第21話 無実の証明の裏で

 ファツィオがリアと共に中庭へ移動していた頃、ジンは王城で王と昼食を食べていた。


「この度は大変だったな」


 王の言葉にジンが頷きながら皿の上にあるパンを手に取った。


「そうだよ。ファツィオは説明も無しに突然、椅子に座っている間は全てのことを記録して下さい、って言うんだよ?あんなことになるなら映像記録魔法が使えることを話すんじゃなかった」


「ジンの世界の魔法は非常に興味深いな。この世界にはない魔法が沢山あるようだ」


「まあね。魔法技術はこの世界よりずっと進んでいたから。でも、こんなことになるなら私の世界の魔法は封印するよ。もう面倒ごとは嫌だからね」


「それは残念だ。だが、その進んだ魔法技術のおかげで、この度の事件は早急に解決できそうだ。ジンの協力に感謝する」


「だから、好きで協力したわけじゃないんだって」


 ジンが拗ねた表情のままパンを口の中に入れる。


 ファツィオの無罪を証明した映像を元に、再び宴会の出席者への尋問がされると、デルヴェッキが王の暗殺を計画したという証言が少しずつ出てきた。

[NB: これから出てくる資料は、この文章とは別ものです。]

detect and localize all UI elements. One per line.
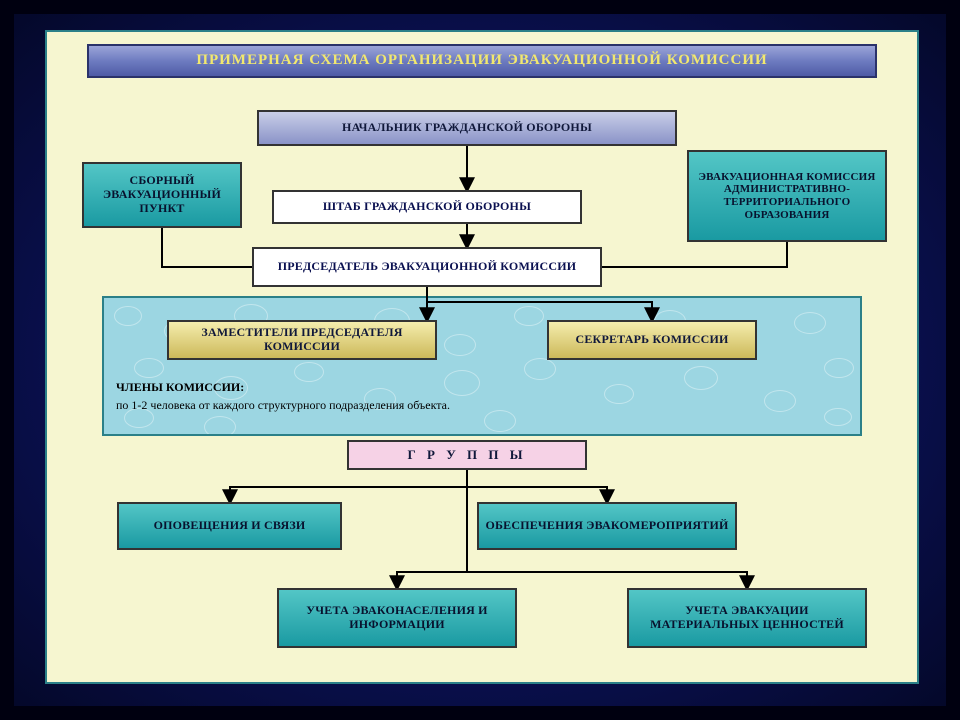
group-notification-comms: ОПОВЕЩЕНИЯ И СВЯЗИ	[117, 502, 342, 550]
node-deputy-chairmen: ЗАМЕСТИТЕЛИ ПРЕДСЕДАТЕЛЯ КОМИССИИ	[167, 320, 437, 360]
members-heading: ЧЛЕНЫ КОМИССИИ:	[116, 380, 244, 395]
title-box: ПРИМЕРНАЯ СХЕМА ОРГАНИЗАЦИИ ЭВАКУАЦИОННО…	[87, 44, 877, 78]
node-groups-label: Г Р У П П Ы	[347, 440, 587, 470]
members-text: по 1-2 человека от каждого структурного …	[116, 398, 450, 413]
node-evac-commission-admin: ЭВАКУАЦИОННАЯ КОМИССИЯ АДМИНИСТРАТИВНО-Т…	[687, 150, 887, 242]
water-texture	[104, 298, 860, 434]
group-material-values: УЧЕТА ЭВАКУАЦИИ МАТЕРИАЛЬНЫХ ЦЕННОСТЕЙ	[627, 588, 867, 648]
node-chief-civil-defense: НАЧАЛЬНИК ГРАЖДАНСКОЙ ОБОРОНЫ	[257, 110, 677, 146]
diagram-panel: ПРИМЕРНАЯ СХЕМА ОРГАНИЗАЦИИ ЭВАКУАЦИОННО…	[45, 30, 919, 684]
node-secretary: СЕКРЕТАРЬ КОМИССИИ	[547, 320, 757, 360]
commission-members-panel: ЧЛЕНЫ КОМИССИИ: по 1-2 человека от каждо…	[102, 296, 862, 436]
node-civil-defense-hq: ШТАБ ГРАЖДАНСКОЙ ОБОРОНЫ	[272, 190, 582, 224]
group-population-accounting: УЧЕТА ЭВАКОНАСЕЛЕНИЯ И ИНФОРМАЦИИ	[277, 588, 517, 648]
group-evac-support: ОБЕСПЕЧЕНИЯ ЭВАКОМЕРОПРИЯТИЙ	[477, 502, 737, 550]
node-assembly-evac-point: СБОРНЫЙ ЭВАКУАЦИОННЫЙ ПУНКТ	[82, 162, 242, 228]
node-commission-chairman: ПРЕДСЕДАТЕЛЬ ЭВАКУАЦИОННОЙ КОМИССИИ	[252, 247, 602, 287]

 そして、監査に入ったデルヴェッキの屋敷からはファツィオが渡された毒薬と同じものが発見され、このことによって主犯はデルヴェッキと確定された。そのためデルヴェッキは現在、審判中である。


 ジンは映像魔法を発動させていた時のことを思い出して苦い顔をした。


「魔法を発動すると魔力を吸い取る縄に括られたまま映像記録魔法を発動させるんだから、魔力が枯渇して死ぬかと思ったよ」


「あぁ、それであのような屍となっていたのだな」


 王は証拠としてファツィオに連れられて登場したジンの様子を思い出して納得した。


 豪華な椅子に魔力封じの縄で括られたジンは腐敗臭が漂う一歩手前の屍のようだった。

 イラーリオの屋敷からファツィオの屋敷まで自力で帰ったため、全ての魔力を使い切った結果だった。それが謁見の間で縄を解かれて映像の再生を始めると同時にどんどん生気が戻っていったのだ。

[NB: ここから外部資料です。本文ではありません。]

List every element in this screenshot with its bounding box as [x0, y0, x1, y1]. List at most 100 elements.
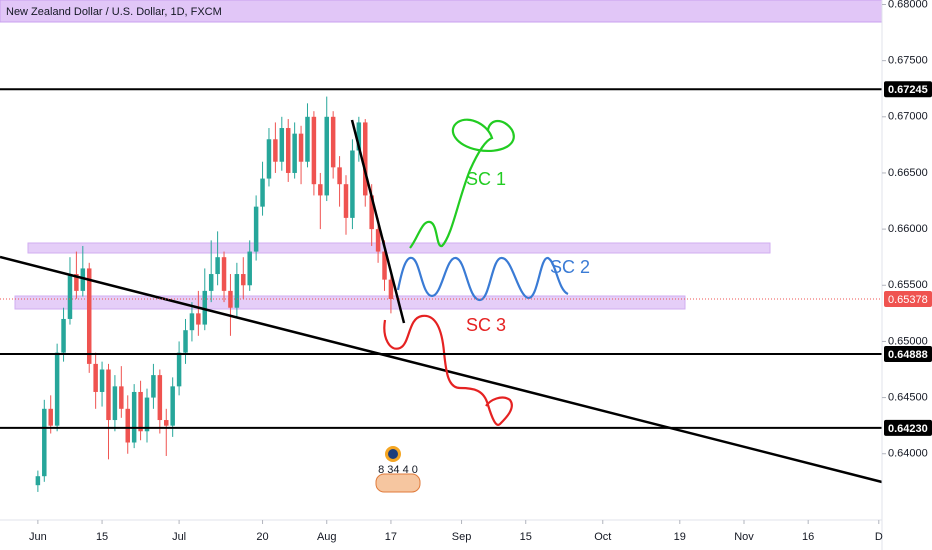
- x-tick-label: 15: [520, 531, 532, 543]
- zone: [27, 242, 771, 254]
- drawings: 8 34 4 0 SC 1 SC 2 SC 3: [0, 88, 883, 493]
- candle-body: [131, 391, 137, 443]
- y-tick-label: 0.67500: [888, 55, 928, 67]
- candle-body: [375, 229, 381, 252]
- candle-body: [305, 116, 310, 162]
- candle-body: [196, 313, 201, 325]
- y-tick-label: 0.68000: [888, 0, 928, 10]
- plot-area: [0, 0, 883, 310]
- candle-body: [215, 257, 220, 275]
- event-icon: [388, 449, 398, 459]
- candle-body: [93, 363, 98, 392]
- candle-body: [208, 274, 214, 291]
- candle-body: [138, 391, 143, 432]
- y-tick-label: 0.64000: [888, 448, 928, 460]
- candle-body: [247, 251, 252, 286]
- zone: [14, 295, 686, 310]
- candle-body: [279, 128, 285, 162]
- candle-body: [266, 139, 272, 179]
- candle-body: [112, 386, 118, 421]
- candle-body: [144, 397, 150, 432]
- y-tick-label: 0.67000: [888, 111, 928, 123]
- candle-body: [125, 408, 130, 443]
- candle-body: [292, 133, 297, 173]
- candle-body: [202, 290, 208, 325]
- x-tick-label: Jul: [172, 531, 186, 543]
- annotation: SC 3: [466, 315, 506, 335]
- annotation: SC 1: [466, 169, 506, 189]
- candle-body: [350, 150, 355, 218]
- candle-body: [157, 375, 163, 421]
- candle-body: [106, 369, 111, 421]
- x-tick-label: 19: [674, 531, 686, 543]
- last-price-label: 0.65378: [888, 294, 928, 306]
- candle-body: [324, 116, 329, 196]
- level-tag: [884, 81, 932, 98]
- candle-body: [48, 408, 53, 426]
- candle-body: [253, 206, 259, 252]
- level-label: 0.64230: [888, 423, 928, 435]
- level-label: 0.67245: [888, 84, 928, 96]
- event-icon: [375, 473, 421, 493]
- x-tick-label: 16: [802, 531, 814, 543]
- candle-body: [311, 116, 317, 185]
- x-tick-label: Oct: [594, 531, 611, 543]
- candle-body: [61, 318, 66, 353]
- candle-body: [318, 184, 323, 196]
- y-tick-label: 0.66000: [888, 223, 928, 235]
- annotation: SC 2: [550, 257, 590, 277]
- candle-body: [388, 279, 394, 299]
- candle-body: [260, 178, 265, 207]
- candle-body: [369, 195, 374, 230]
- badge-text: 8 34 4 0: [378, 464, 418, 476]
- trend-line: [0, 255, 883, 484]
- candle-body: [189, 313, 195, 331]
- x-tick-label: Nov: [734, 531, 754, 543]
- candle-body: [298, 133, 304, 162]
- candle-body: [382, 251, 387, 280]
- candle-body: [241, 274, 246, 286]
- candle-body: [285, 128, 291, 173]
- candle-body: [151, 375, 156, 398]
- candle-body: [99, 369, 105, 392]
- candle-body: [273, 139, 278, 162]
- x-tick-label: Aug: [317, 531, 337, 543]
- candle-body: [119, 386, 124, 409]
- last-price-tag: [884, 290, 932, 307]
- level-tag: [884, 346, 932, 363]
- candle-body: [74, 274, 79, 291]
- scenario-path: [396, 256, 569, 302]
- candle-body: [170, 386, 175, 426]
- x-tick-label: 15: [96, 531, 108, 543]
- candle-body: [356, 122, 362, 151]
- candle-body: [35, 476, 41, 486]
- candle-body: [337, 167, 342, 185]
- candle-body: [234, 274, 240, 308]
- y-tick-label: 0.65000: [888, 335, 928, 347]
- candle-body: [42, 408, 47, 477]
- candle-body: [54, 352, 60, 426]
- candle-body: [228, 290, 233, 308]
- candle-body: [86, 268, 92, 364]
- candle-body: [80, 268, 86, 291]
- chart-title: New Zealand Dollar / U.S. Dollar, 1D, FX…: [6, 6, 222, 18]
- trend-line: [350, 119, 406, 324]
- y-tick-label: 0.64500: [888, 391, 928, 403]
- candle-body: [330, 116, 336, 168]
- scenario-path: [383, 314, 513, 426]
- scenario-path: [409, 118, 515, 249]
- x-tick-label: 20: [256, 531, 268, 543]
- candle-body: [343, 184, 349, 218]
- candle-body: [221, 257, 227, 291]
- y-tick-label: 0.65500: [888, 279, 928, 291]
- level-tag: [884, 419, 932, 436]
- x-tick-label: Jun: [29, 531, 47, 543]
- candle-body: [67, 274, 73, 319]
- x-tick-label: D: [875, 531, 883, 543]
- level-label: 0.64888: [888, 349, 928, 361]
- x-tick-label: Sep: [452, 531, 472, 543]
- x-tick-label: 17: [385, 531, 397, 543]
- candle-body: [363, 122, 368, 196]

「まるで枯れた草が水を吸って蘇っていくような光景だったな」


「誰かさんは、まともに見てもくれないぐらい酷い状態だったみたいだしね」


 ジンが拗ねたように言った言葉に王は思わず苦笑いをした。謁見室でジンを見た時に速攻で視線を逸らしたことを根に持っているらしい。


 王はそうなった原因について訊ねた。


「だが、どうして魔力封じの縄で括られていたのだ?」


「ファツィオが何も起きていないのに魔法を使っていることが分かったら相手に警戒されるからって、相当近づかないと魔力が検知できないようにするために魔力封じの縄で縛ったんだ。本当、酷いよ」


 グチグチと文句を言っているが本気で怒っている様子はない。王は年齢の近い友を宥(なだ)めた。

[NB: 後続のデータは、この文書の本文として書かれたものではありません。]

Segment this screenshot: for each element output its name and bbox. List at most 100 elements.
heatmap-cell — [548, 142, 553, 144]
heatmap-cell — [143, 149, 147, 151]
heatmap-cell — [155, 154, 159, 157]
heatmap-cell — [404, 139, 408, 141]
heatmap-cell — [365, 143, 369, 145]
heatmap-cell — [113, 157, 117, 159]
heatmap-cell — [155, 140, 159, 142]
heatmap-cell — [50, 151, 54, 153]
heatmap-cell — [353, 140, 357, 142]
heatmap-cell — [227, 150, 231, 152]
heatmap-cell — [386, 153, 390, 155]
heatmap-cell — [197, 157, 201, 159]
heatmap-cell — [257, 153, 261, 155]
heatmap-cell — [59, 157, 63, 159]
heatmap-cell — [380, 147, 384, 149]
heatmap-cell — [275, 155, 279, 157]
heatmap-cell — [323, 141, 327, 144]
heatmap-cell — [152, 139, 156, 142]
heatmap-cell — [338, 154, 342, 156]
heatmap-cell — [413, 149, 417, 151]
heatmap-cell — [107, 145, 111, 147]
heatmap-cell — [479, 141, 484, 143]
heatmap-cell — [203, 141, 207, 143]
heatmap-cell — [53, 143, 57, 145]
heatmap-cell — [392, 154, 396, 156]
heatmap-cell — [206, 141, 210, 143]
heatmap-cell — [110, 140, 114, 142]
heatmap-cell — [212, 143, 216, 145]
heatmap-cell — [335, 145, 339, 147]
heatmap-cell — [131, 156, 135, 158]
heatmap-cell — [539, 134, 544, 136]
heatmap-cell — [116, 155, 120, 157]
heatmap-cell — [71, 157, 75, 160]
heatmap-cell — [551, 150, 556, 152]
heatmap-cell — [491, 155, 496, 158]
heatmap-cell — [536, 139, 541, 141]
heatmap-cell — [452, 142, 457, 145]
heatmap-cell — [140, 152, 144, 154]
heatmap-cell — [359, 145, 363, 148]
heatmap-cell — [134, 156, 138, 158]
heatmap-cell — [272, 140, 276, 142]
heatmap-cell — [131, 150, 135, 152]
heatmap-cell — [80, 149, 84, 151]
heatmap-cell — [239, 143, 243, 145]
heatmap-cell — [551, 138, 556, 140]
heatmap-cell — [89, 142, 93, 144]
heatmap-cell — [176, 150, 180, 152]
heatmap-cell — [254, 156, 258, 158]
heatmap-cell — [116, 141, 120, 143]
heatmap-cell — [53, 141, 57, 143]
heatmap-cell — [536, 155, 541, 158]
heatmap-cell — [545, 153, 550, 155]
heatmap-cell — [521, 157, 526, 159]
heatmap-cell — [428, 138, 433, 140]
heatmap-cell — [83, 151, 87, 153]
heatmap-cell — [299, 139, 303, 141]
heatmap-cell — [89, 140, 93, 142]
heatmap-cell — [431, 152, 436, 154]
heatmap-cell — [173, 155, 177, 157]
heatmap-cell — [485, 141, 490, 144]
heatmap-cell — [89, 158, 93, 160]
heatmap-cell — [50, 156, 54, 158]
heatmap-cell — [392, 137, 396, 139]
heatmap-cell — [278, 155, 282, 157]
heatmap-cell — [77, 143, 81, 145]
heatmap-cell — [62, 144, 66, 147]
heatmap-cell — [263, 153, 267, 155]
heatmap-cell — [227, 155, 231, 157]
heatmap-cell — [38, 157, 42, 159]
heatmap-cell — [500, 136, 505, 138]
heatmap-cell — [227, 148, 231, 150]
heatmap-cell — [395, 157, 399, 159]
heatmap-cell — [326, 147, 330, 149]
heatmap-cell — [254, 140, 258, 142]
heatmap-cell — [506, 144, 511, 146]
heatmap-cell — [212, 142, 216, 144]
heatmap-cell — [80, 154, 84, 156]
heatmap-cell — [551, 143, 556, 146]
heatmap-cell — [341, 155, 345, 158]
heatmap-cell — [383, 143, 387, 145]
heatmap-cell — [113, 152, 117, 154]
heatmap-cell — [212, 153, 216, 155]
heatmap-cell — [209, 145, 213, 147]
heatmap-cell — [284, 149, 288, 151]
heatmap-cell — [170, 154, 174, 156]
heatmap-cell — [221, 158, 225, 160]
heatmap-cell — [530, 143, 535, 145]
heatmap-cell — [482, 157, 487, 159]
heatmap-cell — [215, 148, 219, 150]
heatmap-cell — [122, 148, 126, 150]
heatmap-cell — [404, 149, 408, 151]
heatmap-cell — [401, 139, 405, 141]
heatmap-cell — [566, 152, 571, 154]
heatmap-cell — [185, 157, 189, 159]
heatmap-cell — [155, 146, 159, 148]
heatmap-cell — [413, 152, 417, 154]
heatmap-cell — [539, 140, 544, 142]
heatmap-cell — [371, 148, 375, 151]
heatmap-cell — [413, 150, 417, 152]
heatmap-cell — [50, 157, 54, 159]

「まあ、まあ。アントネッロ卿もジンの人柄と魔力を見込んで、そのような計画をしたのだろう?ジンでなければ出来なかったことだ。寛大な心で大目に見てやっては、どうだ?」


「えー、しょうがないなぁ。財布の主の命の危機だから協力したけど、本当に今回だけだからね。でもパトリッツォも大変だね。あんなに簡単に暗殺されそうになるなんて」


「まあ、私の場合はお飾りの王だからな。重要なのは王妃なのだ」


 ジンが口の中をパンでいっぱいにしたまま質問をする。


「どふいふこと?」


「パンは逃げないから、もう少し落ち着いて食べたまえ。ジンはあまり我が国のことについて知らないのだな。どこから話すか……」


 王は少し考えると軽く頷いてジンを見た。